Setting waktu, tujuh tahun kemudian. Setelah Sisi Gelap Dunia Anak SMA...
...༻◐༺...
Zara membuka lebar matanya. Tepat saat mendengar ada seseorang sedang menggedor pintu. Dia segera bangun dan beringsut ke ujung kasur.
Nafas dihela cukup panjang oleh Zara. 'Mas Anton pasti mabuk lagi,' batinnya.
Sebelum pergi, Zara tidak lupa mengecup kening putranya. Lalu barulah beranjak untuk membukakan pintu.
Ceklek...
Pintu terbuka, sosok Anton dengan mata merah langsung menyambut penglihatan Zara. Pria itu mengukir seringai.
"Jangan berdiri di tengah jalan, O'on!" Anton mendorong Zara menjauh dari pintu. Istrinya tersebut nyaris terjatuh ke lantai.
"Mas bisa berhenti mabuk nggak sih?!" tukas Zara sembari menutup pintu. Dia tidak lupa untuk menguncinya kembali.

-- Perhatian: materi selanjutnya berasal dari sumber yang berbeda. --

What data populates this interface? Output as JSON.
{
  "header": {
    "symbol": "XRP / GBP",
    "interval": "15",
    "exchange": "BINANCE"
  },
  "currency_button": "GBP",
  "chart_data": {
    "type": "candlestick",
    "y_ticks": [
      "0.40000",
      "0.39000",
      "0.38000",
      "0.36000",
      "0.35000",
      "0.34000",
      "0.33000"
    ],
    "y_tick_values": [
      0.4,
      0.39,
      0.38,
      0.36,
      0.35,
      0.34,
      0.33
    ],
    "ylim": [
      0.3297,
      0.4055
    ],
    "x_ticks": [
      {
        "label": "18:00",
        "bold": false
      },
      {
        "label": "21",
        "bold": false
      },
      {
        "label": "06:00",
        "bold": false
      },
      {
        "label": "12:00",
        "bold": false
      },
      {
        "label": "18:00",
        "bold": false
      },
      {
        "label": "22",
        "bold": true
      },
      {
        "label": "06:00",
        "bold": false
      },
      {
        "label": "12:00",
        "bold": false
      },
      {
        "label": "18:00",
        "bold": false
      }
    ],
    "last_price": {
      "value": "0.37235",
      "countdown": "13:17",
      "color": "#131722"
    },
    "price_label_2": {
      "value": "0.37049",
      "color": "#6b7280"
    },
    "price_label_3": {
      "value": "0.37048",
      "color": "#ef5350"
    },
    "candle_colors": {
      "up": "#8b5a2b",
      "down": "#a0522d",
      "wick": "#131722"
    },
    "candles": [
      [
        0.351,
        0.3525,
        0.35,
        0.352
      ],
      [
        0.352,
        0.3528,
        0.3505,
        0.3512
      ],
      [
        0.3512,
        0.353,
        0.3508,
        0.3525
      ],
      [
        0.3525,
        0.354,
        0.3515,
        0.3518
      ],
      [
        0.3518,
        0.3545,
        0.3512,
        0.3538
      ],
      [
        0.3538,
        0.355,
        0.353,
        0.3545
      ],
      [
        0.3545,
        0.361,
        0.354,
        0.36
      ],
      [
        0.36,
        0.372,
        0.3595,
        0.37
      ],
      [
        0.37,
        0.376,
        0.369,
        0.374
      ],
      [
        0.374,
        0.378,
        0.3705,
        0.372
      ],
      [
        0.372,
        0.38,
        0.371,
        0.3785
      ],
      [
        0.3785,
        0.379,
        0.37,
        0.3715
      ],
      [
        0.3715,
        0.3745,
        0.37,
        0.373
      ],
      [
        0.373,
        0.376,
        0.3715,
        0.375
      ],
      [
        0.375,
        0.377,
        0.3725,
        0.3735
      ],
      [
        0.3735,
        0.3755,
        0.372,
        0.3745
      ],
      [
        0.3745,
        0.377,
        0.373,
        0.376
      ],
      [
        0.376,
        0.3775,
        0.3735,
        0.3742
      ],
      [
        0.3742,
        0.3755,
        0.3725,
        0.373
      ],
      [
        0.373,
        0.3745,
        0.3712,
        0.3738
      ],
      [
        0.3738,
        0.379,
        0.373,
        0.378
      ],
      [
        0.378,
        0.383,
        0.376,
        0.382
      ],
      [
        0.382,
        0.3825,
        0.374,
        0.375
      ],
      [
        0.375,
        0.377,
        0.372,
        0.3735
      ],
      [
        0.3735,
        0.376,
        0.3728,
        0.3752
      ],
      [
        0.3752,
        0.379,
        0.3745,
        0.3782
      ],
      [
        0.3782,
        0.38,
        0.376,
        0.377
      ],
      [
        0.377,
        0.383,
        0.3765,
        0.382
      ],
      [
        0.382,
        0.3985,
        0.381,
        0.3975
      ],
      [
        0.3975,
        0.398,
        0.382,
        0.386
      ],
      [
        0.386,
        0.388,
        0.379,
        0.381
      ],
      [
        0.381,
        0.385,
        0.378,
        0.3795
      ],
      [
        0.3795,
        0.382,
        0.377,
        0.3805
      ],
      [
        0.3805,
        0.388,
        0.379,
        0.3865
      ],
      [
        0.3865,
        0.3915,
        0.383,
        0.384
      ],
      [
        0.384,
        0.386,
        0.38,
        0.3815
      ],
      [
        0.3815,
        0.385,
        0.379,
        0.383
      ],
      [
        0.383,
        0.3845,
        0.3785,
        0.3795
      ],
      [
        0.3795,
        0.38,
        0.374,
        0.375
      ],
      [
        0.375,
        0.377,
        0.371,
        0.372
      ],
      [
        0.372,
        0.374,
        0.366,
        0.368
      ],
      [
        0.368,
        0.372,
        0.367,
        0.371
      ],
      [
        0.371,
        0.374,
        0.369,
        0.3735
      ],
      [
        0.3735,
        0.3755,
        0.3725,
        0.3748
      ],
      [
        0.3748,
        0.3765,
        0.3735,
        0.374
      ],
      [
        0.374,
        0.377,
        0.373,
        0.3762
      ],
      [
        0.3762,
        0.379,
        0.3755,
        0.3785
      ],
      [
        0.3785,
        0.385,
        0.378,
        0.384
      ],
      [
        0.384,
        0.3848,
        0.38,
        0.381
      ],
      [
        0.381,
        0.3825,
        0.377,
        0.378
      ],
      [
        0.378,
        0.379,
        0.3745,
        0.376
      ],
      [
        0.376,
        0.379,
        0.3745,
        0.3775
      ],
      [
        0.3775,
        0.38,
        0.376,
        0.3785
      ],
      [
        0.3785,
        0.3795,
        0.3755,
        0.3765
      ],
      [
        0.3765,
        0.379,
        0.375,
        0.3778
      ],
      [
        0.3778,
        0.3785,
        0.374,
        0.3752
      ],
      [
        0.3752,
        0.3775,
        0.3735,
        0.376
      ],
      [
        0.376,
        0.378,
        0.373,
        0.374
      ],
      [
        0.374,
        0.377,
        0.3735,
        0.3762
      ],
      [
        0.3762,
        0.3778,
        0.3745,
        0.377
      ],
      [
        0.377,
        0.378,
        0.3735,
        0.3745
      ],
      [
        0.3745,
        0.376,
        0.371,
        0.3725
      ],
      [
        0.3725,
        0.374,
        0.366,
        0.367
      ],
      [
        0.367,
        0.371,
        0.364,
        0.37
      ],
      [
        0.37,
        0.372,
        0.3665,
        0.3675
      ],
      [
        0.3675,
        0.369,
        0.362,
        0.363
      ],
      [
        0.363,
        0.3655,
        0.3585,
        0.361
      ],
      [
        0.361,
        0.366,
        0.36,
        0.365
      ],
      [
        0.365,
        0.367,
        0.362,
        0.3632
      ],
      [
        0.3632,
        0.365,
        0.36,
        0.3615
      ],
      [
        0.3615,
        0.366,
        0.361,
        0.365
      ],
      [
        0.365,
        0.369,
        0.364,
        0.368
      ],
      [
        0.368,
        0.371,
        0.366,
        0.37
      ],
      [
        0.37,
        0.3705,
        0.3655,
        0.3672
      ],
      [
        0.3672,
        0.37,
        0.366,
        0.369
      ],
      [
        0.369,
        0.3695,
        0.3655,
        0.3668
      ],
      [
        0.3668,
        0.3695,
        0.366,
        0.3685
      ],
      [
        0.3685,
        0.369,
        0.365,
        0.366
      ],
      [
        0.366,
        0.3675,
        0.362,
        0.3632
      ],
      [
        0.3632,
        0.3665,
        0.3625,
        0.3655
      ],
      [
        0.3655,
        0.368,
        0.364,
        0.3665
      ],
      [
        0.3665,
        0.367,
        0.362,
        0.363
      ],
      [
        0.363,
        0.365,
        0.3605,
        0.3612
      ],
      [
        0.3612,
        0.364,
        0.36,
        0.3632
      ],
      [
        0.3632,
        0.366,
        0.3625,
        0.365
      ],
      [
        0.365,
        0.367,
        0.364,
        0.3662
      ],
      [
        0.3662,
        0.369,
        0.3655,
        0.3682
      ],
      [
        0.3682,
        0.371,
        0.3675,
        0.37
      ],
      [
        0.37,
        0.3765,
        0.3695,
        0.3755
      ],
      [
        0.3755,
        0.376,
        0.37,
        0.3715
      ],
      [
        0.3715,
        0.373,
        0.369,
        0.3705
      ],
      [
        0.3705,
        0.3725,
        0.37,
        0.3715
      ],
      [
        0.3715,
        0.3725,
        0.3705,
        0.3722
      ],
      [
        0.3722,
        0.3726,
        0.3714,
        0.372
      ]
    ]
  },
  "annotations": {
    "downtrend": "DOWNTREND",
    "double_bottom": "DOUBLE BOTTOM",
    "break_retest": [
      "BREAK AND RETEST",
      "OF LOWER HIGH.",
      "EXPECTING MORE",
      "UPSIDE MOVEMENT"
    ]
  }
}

Anton sama sekali tidak hirau. Ia justru berjalan dengan sempoyongan. Sesekali menabrak nakas, lalu tidak sengaja menjatuhkan bahkan menghancurkan benda-benda tak bersalah.
Tersiksa, itulah yang dirasakan Zara semenjak menikahi Anton. Seorang ketua rentenir yang menjebaknya dalam sebuah hubungan sah.

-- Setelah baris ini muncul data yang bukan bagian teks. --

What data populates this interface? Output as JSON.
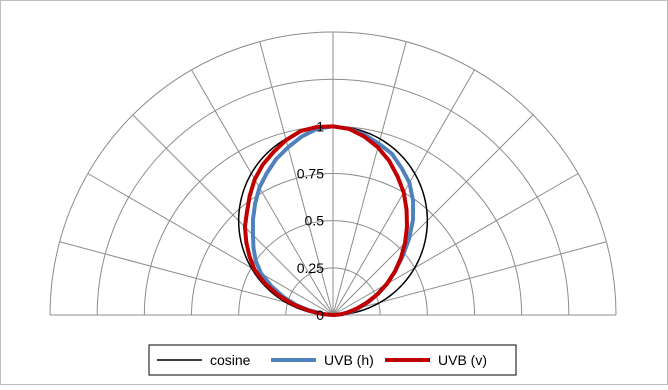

Sebenarnya Zara tidak pernah berniat menikahi Anton. Dia hanya khawatir terhadap keadaannya yang mengalami kehamilan di luar nikah. Putra Zara yang sekarang berusia tujuh tahun, bukanlah anak kandung Anton.
Zara dipaksa menjadi istri Anton, akibat memiliki banyak hutang. Selain itu, dia juga memanfaatkan tawaran Anton untuk menutupi aibnya sendiri. Namun Zara tidak menyangka, dirinya justru semakin menderita. Sialnya Zara tidak bisa lepas dari Anton. Bagaimana tidak? Anton memiliki anak buah berupa preman yang siap menyakiti orang-orang tersayang Zara.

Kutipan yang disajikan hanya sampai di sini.